Читать «Ничего не меняется (сборник)» онлайн - страница 129

Виктория Самойловна Токарева

И через минуту они уже покатывались от хохота. Так они общались, был у них такой прикол: все через шутку, ничего трагического. А что в самом деле трагического? В крайнем случае будет хромать. А могла бы сломать бедро и отправиться на долеживание, как Лиля Брик, любимая женщина Маяковского. Ее отправили на долеживание, и она покончила с собой. А Татьяну оставили в больнице и будут делать репозицию. Что такое репозиция? Возвращение на прежнюю позицию. Приставка «ре» – это хорошо. Ре-волюция. Ре-генерация. Де-генерация. Значит, приставка «де» – плохо. А «ре» – хорошо.

У сына был развит тонкий юмор. Он прятал за юмором свой страх и тревогу. Он рассказывал, как среди ночи ему позвонила Валентина, жутким голосом, и он в первый момент подумал, что Татьяна померла.

Они снова принялись смеяться, но среди смеха Татьяне вдруг стало пронзительно жаль себя, и она вытаращила глаза, чтобы не заплакать, и опять это было смешно – вытаращенные глаза.

Татьяна стала рассказывать, как она час лежала на дороге и смотрела на луну, а куда же еще смотреть? Не будешь ведь разглядывать дачные заборы? Вверху все-таки интереснее… Космос…

Сын спросил, когда ее выпишут. И задумался: как ее транспортировать?

– В «Ниву» ты не залезешь, – подумал он вслух.

– Давай отцовский «Москвич».

– Отец в Финляндии, – напомнил сын.

– Придется взять «жигуленок» твоей жены.

Рита лежала на своей кровати и слушала, как они листают машины: «Нива», «Москвич», «Жигули»… Брезжила другая жизнь, так непохожая на ее. Ее жизнь: муж, валяющийся в наркотической отключке, густой запах перегара – запах беды. И ребенок с синими губами сердечника.

Сын засобирался уходить. Надел черные очки. Странная мода. Некоторые телевизионные ведущие появляются в черных очках. Лица не разобрать. Без глаз – какое лицо… Зато видны сильные молодые плечи… И подразумевается все остальное, тоже молодое.

Сын вышел в серый больничный коридор. Пошел, легко перекатывая свое тело на здоровых коленях, здоровых лодыжках. А мимо него бредут калеки на костылях. Калеки не видят здоровых.
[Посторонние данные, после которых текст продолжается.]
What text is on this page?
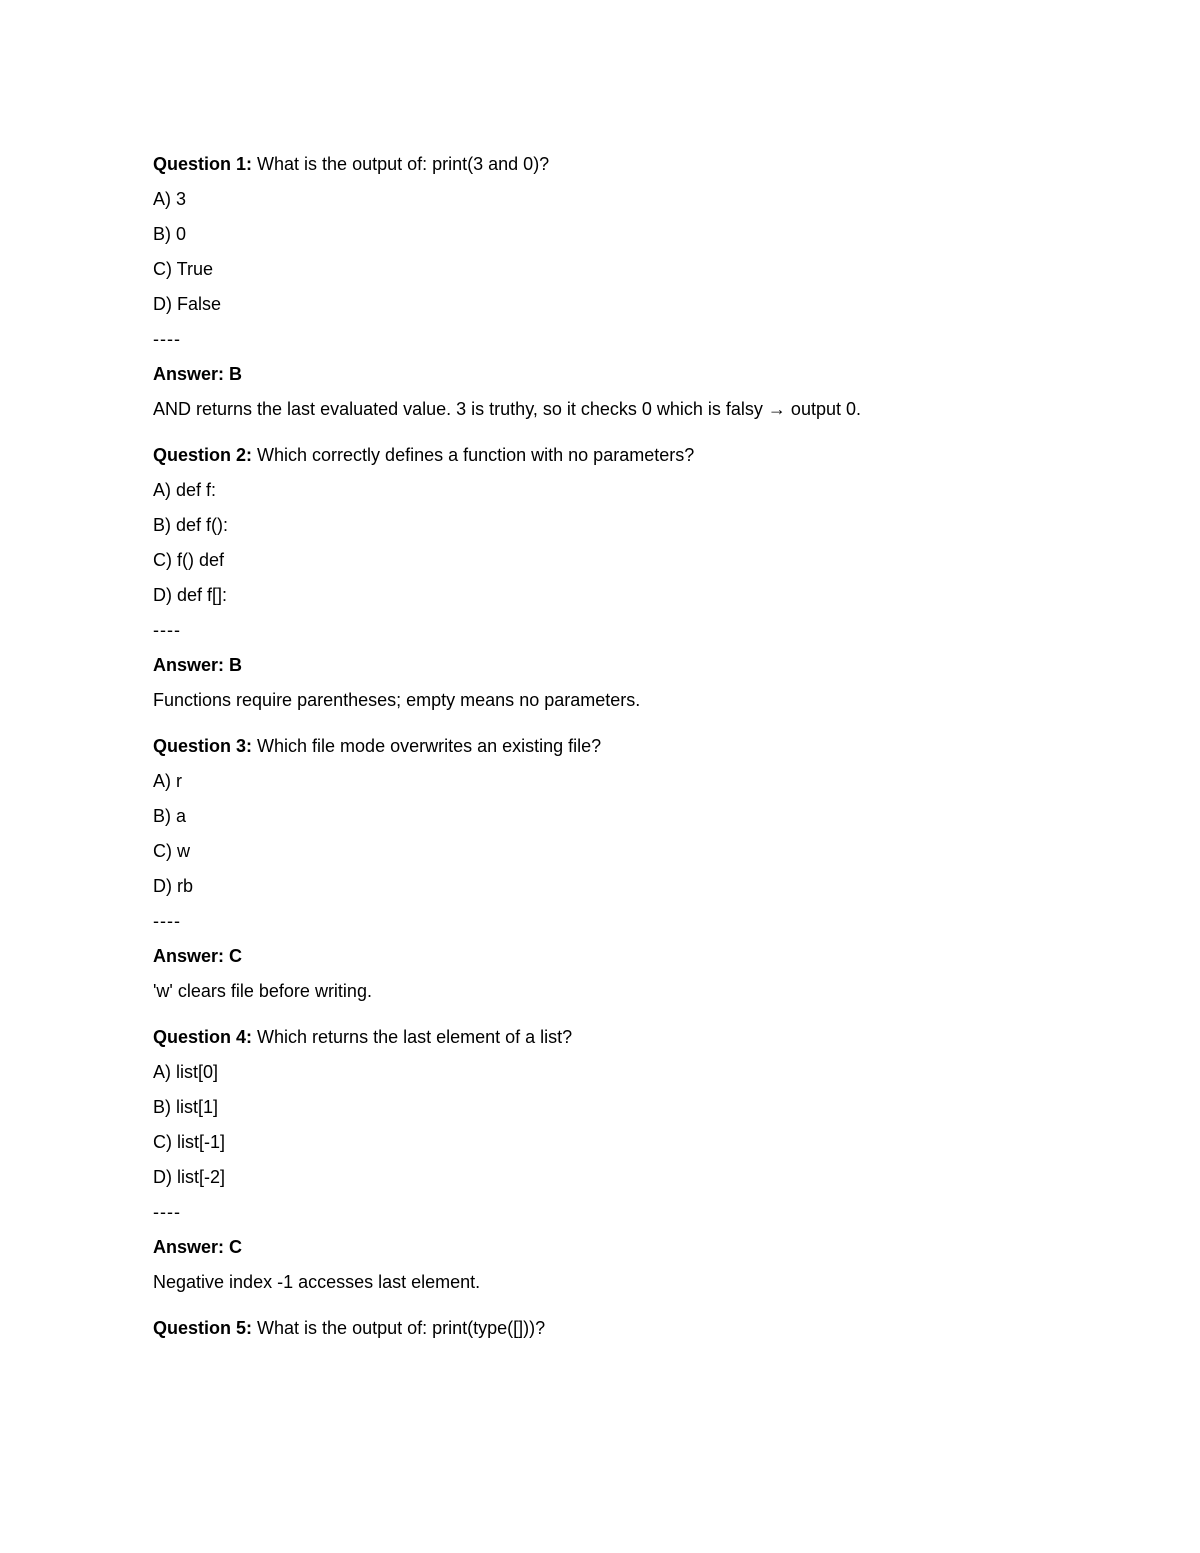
Question 1: What is the output of: print(3 and 0)?
A) 3
B) 0
C) True
D) False
----
Answer: B
AND returns the last evaluated value. 3 is truthy, so it checks 0 which is falsy → output 0.
Question 2: Which correctly defines a function with no parameters?
A) def f:
B) def f():
C) f() def
D) def f[]:
----
Answer: B
Functions require parentheses; empty means no parameters.
Question 3: Which file mode overwrites an existing file?
A) r
B) a
C) w
D) rb
----
Answer: C
'w' clears file before writing.
Question 4: Which returns the last element of a list?
A) list[0]
B) list[1]
C) list[-1]
D) list[-2]
----
Answer: C
Negative index -1 accesses last element.
Question 5: What is the output of: print(type([]))?
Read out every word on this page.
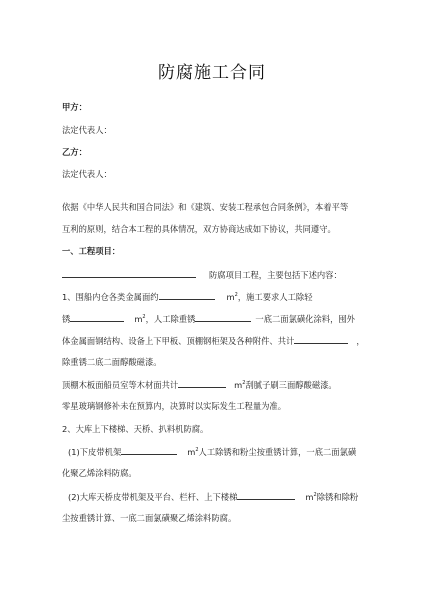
防腐施工合同
甲方：
法定代表人：
乙方：
法定代表人：
依据《中华人民共和国合同法》和《建筑、安装工程承包合同条例》，本着平等
互利的原则，结合本工程的具体情况，双方协商达成如下协议，共同遵守。
一、工程项目：
防腐项目工程，主要包括下述内容：
1、围船内仓各类金属面约	$m^2$，施工要求人工除轻
锈	$m^2$，人工除重锈	一底二面氯磺化涂料，囤外
体金属面钢结构、设备上下甲板、顶棚钢柜架及各种附件、共计	，
除重锈二底二面醇酸磁漆。
顶棚木板面船员室等木材面共计	$m^2$刮腻子刷三面醇酸磁漆。
零星玻璃钢修补未在预算内，决算时以实际发生工程量为准。
2、大库上下楼梯、天桥、扒料机防腐。
(1)下皮带机架	$m^2$人工除锈和粉尘按重锈计算，一底二面氯磺
化聚乙烯涂料防腐。
(2)大库天桥皮带机架及平台、栏杆、上下楼梯	$m^2$除锈和除粉
尘按重锈计算、一底二面氯磺聚乙烯涂料防腐。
А здоровые не видят калек. Как живые и мертвые. Параллельные миры.

* * *

Среда – операционный день. У Риты операция. У Татьяны – репозиция.

Риту отвезли в операционную. Татьяну – в перевязочную. Ее лечащий врач по имени Иван Францевич и его помощник – рыжий малый лет двадцати шести – посмотрели на свет рентгеновский снимок, определили на глазок – где и куда надо подтянуть. Потом вырубили Татьяну уколом, как ударом, и стали крутить стопу – на глаз. Примерно. Зафиксировали гипсовой повязкой и повезли на рентген.

Посветили. Посмотрели. Вроде бы сложили. А вроде нет.

Но если опять начать крутить – как бы не сделать хуже. Пусть будет все как есть.

Татьяна пришла в себя. Увидела толстые щеки и рот Ивана Францевича. Спросила:

– Вы из Прибалтики?

– Нет. Я немец. Вернее, мой отец немец.

– Этнический?

– Нет. Современный. Из Мюнхена.

– А сейчас он где?

– В Мюнхене.

«Немцы – хорошие специалисты, – подумала Татьяна. – Наверное, он все сделал хорошо…»

И заснула. Во сне нога болела, как будто ее грызли крысы. И было непонятно, почему стопа начала болеть после того, как ее поставили в правильную позицию.